Интересно бы знать: кто же нас все-таки предал? Мы побеждали, мы, как никогда, шли от победы к победе — и вдруг произошло это предательство. Позиции были оставлены, словно по какому-то секретному приказу, хотя, казалось, они были выгоднее, чем когда-либо. Правда, они были очень уж далеко выдвинуты вперед и лишь на отдельных участках укреплены как следует, хотя солдаты, там находившиеся, ничего про это не знали. Но все равно их можно было, наверное, удержать. Или хотя бы защищать. Почему они были просто-напросто оставлены?!

Кто отдает приказы? Высшее командование, разумеется. Я не думаю, что все началось с рядовых, что это они первые дрогнули. Хотя потом уже, когда все начало трещать, все пошатнулось, они-то и стали зачинщиками этих оргий отчаяния и пораженчества.

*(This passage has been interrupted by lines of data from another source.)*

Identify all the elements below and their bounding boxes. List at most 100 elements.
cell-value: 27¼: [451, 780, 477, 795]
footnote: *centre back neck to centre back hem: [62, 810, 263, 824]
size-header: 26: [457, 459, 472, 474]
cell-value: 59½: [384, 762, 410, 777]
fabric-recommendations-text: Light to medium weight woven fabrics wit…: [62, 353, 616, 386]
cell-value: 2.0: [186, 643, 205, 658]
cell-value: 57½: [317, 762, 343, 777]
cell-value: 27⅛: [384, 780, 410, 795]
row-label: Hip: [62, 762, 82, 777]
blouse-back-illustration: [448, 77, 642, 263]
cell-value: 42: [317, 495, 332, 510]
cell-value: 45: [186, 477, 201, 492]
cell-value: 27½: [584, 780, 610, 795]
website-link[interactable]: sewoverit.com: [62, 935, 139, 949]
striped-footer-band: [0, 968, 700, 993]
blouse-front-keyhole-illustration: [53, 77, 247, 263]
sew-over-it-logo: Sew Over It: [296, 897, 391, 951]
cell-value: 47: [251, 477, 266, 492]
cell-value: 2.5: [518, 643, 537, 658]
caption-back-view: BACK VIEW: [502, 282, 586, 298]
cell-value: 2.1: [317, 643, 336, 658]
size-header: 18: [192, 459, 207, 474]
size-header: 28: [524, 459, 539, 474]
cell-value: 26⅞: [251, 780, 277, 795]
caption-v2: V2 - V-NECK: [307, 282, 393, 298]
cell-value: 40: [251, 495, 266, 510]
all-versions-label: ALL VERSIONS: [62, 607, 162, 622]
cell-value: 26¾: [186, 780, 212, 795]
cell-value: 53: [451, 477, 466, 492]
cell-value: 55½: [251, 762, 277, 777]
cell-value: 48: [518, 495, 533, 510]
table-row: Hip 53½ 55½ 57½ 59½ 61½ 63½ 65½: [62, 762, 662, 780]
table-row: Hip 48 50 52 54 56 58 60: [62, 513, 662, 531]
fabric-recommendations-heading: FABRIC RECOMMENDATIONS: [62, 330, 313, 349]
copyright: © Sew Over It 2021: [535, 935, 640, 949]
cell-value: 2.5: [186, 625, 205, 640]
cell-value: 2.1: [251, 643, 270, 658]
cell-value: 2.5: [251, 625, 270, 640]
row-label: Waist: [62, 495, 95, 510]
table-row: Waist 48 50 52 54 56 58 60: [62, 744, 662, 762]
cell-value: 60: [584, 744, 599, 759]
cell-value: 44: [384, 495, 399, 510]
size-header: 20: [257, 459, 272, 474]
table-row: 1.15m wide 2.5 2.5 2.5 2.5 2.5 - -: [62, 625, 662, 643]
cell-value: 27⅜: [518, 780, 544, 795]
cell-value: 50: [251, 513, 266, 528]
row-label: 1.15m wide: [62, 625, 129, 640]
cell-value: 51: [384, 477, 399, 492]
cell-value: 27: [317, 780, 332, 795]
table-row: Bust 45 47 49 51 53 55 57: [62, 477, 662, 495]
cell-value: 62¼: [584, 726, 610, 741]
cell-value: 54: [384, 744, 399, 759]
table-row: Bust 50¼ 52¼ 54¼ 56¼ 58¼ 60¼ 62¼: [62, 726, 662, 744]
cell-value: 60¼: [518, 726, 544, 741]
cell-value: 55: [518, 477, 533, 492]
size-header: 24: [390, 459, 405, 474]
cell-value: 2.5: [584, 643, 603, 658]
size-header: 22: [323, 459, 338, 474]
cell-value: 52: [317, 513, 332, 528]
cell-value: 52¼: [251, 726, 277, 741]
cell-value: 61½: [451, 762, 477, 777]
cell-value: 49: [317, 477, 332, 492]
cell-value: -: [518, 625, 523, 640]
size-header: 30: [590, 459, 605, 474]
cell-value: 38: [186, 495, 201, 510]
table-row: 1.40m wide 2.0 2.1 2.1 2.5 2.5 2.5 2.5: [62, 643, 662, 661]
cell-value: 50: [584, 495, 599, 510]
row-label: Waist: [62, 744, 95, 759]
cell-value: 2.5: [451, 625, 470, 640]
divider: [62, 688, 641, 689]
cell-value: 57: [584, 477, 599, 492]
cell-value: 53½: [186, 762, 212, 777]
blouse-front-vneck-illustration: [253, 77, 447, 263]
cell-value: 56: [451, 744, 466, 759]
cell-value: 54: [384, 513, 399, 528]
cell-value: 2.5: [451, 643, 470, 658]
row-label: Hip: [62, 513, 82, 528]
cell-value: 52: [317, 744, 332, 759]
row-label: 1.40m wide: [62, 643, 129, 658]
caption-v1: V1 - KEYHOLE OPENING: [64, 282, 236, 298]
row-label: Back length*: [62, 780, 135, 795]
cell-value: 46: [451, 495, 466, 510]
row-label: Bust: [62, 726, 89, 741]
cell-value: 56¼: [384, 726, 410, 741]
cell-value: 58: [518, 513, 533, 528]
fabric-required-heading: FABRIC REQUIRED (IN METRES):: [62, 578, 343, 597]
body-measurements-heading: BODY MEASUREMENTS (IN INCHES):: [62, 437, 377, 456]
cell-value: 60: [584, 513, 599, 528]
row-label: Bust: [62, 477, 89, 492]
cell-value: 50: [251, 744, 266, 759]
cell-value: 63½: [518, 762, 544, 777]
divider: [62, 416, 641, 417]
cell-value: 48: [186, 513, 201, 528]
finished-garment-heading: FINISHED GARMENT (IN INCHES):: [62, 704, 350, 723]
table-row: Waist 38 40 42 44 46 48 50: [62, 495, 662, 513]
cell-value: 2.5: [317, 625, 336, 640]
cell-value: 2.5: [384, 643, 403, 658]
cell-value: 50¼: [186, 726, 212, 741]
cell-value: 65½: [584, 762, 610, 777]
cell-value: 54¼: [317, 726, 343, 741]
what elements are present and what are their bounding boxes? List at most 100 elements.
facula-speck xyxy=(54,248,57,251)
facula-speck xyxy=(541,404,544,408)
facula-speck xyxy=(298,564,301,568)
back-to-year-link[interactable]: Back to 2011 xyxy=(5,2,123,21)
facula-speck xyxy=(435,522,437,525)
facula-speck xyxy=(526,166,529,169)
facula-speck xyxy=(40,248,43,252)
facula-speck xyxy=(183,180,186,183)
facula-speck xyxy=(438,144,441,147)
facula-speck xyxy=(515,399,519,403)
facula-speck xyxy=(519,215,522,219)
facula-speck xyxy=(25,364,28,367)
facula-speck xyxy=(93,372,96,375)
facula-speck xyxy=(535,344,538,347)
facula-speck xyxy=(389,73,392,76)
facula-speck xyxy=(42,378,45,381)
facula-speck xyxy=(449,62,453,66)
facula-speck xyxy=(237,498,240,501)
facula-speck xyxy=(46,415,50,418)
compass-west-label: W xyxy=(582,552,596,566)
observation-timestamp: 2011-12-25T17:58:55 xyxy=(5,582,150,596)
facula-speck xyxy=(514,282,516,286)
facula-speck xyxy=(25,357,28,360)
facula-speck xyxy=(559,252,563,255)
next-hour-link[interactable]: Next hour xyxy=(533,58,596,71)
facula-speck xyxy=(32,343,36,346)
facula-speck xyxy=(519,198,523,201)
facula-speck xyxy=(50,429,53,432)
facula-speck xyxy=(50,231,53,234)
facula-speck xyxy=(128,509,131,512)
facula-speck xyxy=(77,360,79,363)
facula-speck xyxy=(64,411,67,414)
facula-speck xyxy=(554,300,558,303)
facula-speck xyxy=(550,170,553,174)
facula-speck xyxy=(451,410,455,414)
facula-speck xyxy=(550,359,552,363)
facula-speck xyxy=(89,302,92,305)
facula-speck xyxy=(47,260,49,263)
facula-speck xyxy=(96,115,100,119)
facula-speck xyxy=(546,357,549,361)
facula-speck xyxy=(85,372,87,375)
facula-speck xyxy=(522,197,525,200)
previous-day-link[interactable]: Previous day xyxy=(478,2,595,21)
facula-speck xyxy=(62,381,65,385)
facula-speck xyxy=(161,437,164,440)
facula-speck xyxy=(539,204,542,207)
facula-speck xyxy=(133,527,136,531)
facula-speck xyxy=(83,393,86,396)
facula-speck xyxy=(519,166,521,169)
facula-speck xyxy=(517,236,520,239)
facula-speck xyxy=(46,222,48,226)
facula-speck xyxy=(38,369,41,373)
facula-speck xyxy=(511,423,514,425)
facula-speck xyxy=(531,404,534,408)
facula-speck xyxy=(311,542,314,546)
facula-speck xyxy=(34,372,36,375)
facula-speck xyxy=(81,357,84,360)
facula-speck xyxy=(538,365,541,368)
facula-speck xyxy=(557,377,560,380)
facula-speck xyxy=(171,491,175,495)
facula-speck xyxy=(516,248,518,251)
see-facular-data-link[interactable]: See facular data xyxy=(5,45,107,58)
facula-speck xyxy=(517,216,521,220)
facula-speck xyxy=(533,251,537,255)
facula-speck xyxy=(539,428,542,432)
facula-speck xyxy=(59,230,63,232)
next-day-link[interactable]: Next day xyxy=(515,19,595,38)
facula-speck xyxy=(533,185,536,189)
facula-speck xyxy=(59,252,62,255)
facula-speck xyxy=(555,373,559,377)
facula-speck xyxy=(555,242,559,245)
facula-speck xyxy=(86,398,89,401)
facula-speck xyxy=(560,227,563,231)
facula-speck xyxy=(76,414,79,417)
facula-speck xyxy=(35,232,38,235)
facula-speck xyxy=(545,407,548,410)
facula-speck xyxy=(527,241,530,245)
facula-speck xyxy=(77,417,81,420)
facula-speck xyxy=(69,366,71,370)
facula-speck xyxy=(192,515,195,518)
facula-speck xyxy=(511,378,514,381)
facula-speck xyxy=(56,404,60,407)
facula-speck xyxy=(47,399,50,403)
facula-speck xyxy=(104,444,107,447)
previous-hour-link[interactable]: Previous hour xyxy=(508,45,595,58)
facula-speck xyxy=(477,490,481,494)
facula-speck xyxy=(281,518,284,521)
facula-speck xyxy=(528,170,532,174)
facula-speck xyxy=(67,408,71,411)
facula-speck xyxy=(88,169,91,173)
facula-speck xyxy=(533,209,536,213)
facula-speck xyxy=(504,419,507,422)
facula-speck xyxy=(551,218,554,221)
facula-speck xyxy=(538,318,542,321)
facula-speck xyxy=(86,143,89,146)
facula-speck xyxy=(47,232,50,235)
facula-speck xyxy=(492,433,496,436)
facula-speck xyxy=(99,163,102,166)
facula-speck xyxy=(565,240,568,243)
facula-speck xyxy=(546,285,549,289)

Нет, я думаю, предали именно те, кто приказывал нам идти вперед, к самым опасным рубежам, кто гнал нас к пределам величия, призывал к самопожертвованию и подвигу во имя победы. Их приказы были двусмысленны. Сами они двойственны по своей сути!

Мечтатели — предатели!



Все стремится к победе. Но все стремится и к краху, гибели. Когда вершина достигнута — пропасть как бы ближе всего, и именно на высоте чувствуешь, как она притягивает, засасывает. Как раз самые высокие точки человеческих устремлений, пики культуры, пики совершенства суть очаги сомнения; как раз в высших слоях начинается процесс разложения культуры. Всякая данная культура несет в себе начало распада, нечто, что разъедает ее. На более ранних этапах это еще не опасно. Даже напротив. Ведь яд в малых дозах оказывает стимулирующее действие. Это даже придает драгоценным камням в царской короне своеобразную прелесть, некое меланхолическое мерцание. Только потом уже становится заметно, что причина — изменения в камнях, предвещающие, что скоро они совсем потеряют блеск.

Странно, просто непостижимо: как это так получается, что разрушительные силы составляют одно целое с силами созидательными, победоносными…

Новенькая корона всего лишь богата и роскошна. Корона накануне своей гибели может быть поистине прекрасна.



Мне запомнилось облако, которое я видел как-то на днях, когда стоял и смотрел на небо сквозь решетку. Оно было похоже на человеческую голову, голову мужчины с благородным, строгим и гордым профилем — воплощение превосходства, возвышенности и изысканности.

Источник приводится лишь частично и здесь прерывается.